Mutual fund misfortune - Equity drained but bonds still hold promise

Published: Sunday | December 28, 2008



File
Chris Chin-Loy of Scotia DBG Investment Limited

Sabrina Gordon, Business Reporter

Mutual funds invested in the equities market have taken a beating with the downturn in stock markets around the world, say experts in the market.

"Equity funds would have seen a decline of 15 per cent to as high as 53 per cent year over year," said Christopher Chin-Loy, head of Scotia DBG Investment stock-brokerage division.

"The bond and money market fund have maintained value for clients. However the equity fund mirrors what is happening on the stock markets," he added.

Chin-Loy's argument was collaborated by Charles Ross, managing director of Sterling Asset Management who said that the decline in equity-backed mutual funds would have seen an average fall of anywhere between 10 and 20 per cent depending on the portfolio mix.

"But given a well-diversified and managed portfolio they should fare well," Chin-Loy remarked.

Mutual fund is a pool of savings contributed by many investors and invested and managed by a professional portfolio manager.

The funds are usually invested in stocks, bonds, and the real estate market.

When the fund makes money, unit holders share the benefits, and if the value of the fund falls, everyone shares in the loss.

Financial Services Commission data place a value of US$7.1 million on mutual funds sold in the Jamaican market at the end of September, a fragment of the US$26 trillion of funds traded worldwide.

Generally more of the weighting in a mutual fund portfolio is towards equity because of the higher rate of return.
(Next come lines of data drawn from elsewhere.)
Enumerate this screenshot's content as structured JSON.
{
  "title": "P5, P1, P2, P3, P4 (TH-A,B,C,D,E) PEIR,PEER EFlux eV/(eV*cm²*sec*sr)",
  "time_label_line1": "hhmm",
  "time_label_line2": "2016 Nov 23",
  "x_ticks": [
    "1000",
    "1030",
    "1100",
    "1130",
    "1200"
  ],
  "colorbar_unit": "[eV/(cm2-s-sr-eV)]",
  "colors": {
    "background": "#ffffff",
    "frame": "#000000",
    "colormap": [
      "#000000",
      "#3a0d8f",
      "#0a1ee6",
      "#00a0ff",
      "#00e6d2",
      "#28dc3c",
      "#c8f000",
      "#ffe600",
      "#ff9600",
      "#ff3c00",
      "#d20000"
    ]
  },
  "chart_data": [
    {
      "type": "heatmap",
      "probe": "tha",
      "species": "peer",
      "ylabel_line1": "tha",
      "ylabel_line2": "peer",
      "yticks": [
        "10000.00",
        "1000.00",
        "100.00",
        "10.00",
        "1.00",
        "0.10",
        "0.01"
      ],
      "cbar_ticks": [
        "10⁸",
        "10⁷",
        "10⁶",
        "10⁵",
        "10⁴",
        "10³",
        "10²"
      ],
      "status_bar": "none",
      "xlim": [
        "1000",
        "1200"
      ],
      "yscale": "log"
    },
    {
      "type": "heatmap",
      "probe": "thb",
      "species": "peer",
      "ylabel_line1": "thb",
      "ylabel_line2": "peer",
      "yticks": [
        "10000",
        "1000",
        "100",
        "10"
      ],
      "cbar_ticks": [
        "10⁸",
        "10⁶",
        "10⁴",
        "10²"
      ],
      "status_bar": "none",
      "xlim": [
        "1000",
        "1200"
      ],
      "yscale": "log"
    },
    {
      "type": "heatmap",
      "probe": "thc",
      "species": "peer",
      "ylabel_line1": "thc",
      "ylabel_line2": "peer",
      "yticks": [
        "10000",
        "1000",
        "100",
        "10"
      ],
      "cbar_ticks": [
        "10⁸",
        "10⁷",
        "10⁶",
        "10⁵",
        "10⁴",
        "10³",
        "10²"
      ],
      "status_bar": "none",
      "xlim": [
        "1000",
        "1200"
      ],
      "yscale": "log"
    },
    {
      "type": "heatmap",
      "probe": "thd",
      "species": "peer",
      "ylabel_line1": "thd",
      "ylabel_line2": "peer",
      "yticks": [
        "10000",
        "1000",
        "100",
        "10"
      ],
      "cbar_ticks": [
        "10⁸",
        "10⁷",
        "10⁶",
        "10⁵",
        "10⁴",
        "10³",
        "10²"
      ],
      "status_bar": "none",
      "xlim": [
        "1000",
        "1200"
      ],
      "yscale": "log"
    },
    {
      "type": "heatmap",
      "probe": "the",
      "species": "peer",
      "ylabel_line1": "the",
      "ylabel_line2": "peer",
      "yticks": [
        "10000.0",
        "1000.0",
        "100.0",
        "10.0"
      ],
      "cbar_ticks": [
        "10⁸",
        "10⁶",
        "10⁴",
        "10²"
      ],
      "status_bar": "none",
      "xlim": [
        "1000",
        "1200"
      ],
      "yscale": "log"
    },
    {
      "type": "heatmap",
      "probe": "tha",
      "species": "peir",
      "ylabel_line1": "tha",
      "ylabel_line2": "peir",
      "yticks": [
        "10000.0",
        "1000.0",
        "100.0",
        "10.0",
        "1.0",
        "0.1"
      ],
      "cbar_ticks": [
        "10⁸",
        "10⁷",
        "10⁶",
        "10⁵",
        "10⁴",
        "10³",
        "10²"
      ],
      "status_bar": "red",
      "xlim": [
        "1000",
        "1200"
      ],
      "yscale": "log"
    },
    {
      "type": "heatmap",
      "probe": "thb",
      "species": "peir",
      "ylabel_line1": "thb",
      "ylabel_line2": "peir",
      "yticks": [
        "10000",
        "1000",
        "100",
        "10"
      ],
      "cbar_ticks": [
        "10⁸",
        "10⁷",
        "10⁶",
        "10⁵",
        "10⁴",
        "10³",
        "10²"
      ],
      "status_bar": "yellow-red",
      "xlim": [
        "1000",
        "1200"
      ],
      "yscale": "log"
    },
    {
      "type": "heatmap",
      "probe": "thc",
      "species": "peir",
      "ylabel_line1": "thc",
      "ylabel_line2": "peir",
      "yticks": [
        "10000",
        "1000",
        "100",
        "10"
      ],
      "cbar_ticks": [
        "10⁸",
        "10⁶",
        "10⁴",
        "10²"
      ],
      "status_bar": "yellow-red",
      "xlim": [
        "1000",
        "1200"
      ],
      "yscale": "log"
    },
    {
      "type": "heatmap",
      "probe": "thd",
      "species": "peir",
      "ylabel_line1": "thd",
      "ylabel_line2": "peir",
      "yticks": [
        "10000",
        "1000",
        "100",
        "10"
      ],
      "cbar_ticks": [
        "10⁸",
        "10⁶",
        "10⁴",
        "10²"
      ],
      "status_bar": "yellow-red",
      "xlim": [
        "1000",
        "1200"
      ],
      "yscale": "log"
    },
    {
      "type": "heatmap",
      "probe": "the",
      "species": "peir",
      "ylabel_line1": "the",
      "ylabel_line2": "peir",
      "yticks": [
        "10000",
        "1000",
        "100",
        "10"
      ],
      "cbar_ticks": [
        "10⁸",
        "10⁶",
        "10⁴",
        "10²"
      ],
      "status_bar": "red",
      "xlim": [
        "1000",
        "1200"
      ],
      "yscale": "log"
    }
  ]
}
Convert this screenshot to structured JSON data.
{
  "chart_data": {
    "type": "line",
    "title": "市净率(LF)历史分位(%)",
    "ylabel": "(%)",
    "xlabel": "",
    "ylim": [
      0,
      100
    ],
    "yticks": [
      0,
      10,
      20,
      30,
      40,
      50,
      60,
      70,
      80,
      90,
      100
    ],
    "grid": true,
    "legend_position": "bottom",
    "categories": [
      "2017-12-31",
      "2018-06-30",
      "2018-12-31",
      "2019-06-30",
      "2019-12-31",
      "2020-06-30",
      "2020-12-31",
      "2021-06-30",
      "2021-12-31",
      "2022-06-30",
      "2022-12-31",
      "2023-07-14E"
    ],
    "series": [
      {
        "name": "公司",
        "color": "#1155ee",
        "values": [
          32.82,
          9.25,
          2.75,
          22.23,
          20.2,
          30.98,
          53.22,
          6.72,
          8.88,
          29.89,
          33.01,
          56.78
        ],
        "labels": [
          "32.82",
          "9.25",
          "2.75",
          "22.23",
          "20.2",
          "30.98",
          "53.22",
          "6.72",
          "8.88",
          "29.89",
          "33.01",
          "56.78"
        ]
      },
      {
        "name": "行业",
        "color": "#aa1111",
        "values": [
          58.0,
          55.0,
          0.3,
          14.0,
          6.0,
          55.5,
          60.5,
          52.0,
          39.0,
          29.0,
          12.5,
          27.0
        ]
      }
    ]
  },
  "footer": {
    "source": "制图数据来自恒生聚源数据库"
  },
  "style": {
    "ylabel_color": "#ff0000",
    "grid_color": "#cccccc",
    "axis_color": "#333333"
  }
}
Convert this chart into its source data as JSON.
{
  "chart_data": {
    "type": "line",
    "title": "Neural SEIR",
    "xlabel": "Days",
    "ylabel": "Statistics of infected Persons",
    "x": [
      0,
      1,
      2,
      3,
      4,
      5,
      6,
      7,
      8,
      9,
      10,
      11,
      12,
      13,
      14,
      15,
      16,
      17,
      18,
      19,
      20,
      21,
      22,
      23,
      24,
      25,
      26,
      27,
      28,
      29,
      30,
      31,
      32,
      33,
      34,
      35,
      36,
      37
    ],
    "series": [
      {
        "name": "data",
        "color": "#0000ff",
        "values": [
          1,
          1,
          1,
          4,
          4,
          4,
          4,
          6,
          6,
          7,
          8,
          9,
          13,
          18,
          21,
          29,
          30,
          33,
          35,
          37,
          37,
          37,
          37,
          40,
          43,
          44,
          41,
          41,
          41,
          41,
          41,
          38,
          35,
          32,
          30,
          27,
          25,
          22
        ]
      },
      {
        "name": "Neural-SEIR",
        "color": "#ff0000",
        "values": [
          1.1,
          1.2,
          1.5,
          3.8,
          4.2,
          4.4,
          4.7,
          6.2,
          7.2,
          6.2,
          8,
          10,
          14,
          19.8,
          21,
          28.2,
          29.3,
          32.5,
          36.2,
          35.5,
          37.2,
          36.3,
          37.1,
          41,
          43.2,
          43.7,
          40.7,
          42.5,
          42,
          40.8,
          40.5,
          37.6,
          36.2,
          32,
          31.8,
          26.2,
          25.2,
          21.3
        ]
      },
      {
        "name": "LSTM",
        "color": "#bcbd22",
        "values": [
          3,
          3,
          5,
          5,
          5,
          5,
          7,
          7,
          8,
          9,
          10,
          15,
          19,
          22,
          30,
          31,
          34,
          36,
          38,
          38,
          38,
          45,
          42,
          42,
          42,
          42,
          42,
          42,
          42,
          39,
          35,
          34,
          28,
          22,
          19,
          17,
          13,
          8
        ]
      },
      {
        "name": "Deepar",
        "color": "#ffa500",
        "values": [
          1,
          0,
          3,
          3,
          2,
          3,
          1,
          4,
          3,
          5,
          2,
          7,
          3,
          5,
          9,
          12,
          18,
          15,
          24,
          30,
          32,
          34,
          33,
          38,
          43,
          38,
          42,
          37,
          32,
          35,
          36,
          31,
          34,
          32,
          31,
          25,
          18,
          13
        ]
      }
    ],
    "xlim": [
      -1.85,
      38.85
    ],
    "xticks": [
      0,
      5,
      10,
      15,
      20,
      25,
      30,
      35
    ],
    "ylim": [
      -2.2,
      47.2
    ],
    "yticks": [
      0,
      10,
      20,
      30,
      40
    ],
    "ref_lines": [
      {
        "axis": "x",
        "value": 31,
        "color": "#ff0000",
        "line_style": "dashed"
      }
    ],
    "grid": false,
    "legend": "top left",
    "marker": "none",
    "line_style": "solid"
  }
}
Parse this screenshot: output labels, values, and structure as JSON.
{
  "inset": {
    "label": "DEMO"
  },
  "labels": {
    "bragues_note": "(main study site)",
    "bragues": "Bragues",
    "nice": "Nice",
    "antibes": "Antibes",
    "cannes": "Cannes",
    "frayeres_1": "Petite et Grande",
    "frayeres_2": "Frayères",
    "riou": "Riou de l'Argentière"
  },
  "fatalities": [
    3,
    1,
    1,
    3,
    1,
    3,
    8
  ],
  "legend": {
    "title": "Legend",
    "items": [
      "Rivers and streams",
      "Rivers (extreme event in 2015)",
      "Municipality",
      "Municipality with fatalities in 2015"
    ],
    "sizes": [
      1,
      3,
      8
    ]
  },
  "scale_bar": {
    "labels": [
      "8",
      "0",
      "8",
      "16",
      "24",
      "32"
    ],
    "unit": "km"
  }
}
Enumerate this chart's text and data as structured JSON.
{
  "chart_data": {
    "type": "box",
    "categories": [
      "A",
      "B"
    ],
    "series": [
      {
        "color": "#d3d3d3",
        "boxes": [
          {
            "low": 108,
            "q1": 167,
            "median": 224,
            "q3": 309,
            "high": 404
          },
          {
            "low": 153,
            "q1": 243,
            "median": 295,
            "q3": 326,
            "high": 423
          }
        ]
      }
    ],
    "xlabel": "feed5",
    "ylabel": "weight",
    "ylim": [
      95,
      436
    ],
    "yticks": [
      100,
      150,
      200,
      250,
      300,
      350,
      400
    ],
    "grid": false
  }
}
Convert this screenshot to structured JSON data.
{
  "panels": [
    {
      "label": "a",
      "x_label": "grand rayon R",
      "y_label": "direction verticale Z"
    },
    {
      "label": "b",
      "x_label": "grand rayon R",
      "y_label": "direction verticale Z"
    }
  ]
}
According to one analyst, portfolios could now be seeing rates of return of six per cent per annum, and even as low as two per cent.

"In the old days, younger persons would invest up to 60 or 70 per cent in equity, 20 per cent in real estate and 10 per cent in bonds and as one gets older you would reduce equity, increase bond and maintain or reduce real estate," said Ross.

Growth

"But for a long period we have seen growth in equity so people felt that they needed to keep a significant portion of the fund in equities and with people living longer they needed to get a higher rate of return and value on the fund. So we have seen up to 50 per cent being retained in equity up to the point of retirement," he said

Portfolios now, he adds, tend to be 50 per cent invest in equity, and about 20 to 30 per cent in bonds.

In the United States, the stock market lost US$2.2 trillion in Octo-ber alone.

"Equity fund investment will be down sig-nificantly depending on whether you invested in US dollar, euro or other currency, as equity markets are battered and with the contraction of economies around the world," said Ross.

"Over the last year equity funds have done very badly around the world," he said.

Bond funds, on the other hand, have done fairly well

"Although the coupon payment/ interest rates on them are small," Ross said, "as the interest rate decline bond price will increase and results in significant capital gain and big returns thus will see them doing very well."

Recently, there have been signs of a rally in US government bond prices with returns of up to 20 per cent over the last year, Ross said.

Notwithstanding the decline in equities, mutual fund portfolios were said to be holding their own compared to stock indices.

"... For example, we have seen S&P down 65 per cent year to date," said Chin-Loy.

The FSC had no data on how the changing economic landscape has affected the totality of the mutual fund market in Jamaica, but said the value of funds under management globally has declined by approximately 23 per cent between September 2007 and September 2008.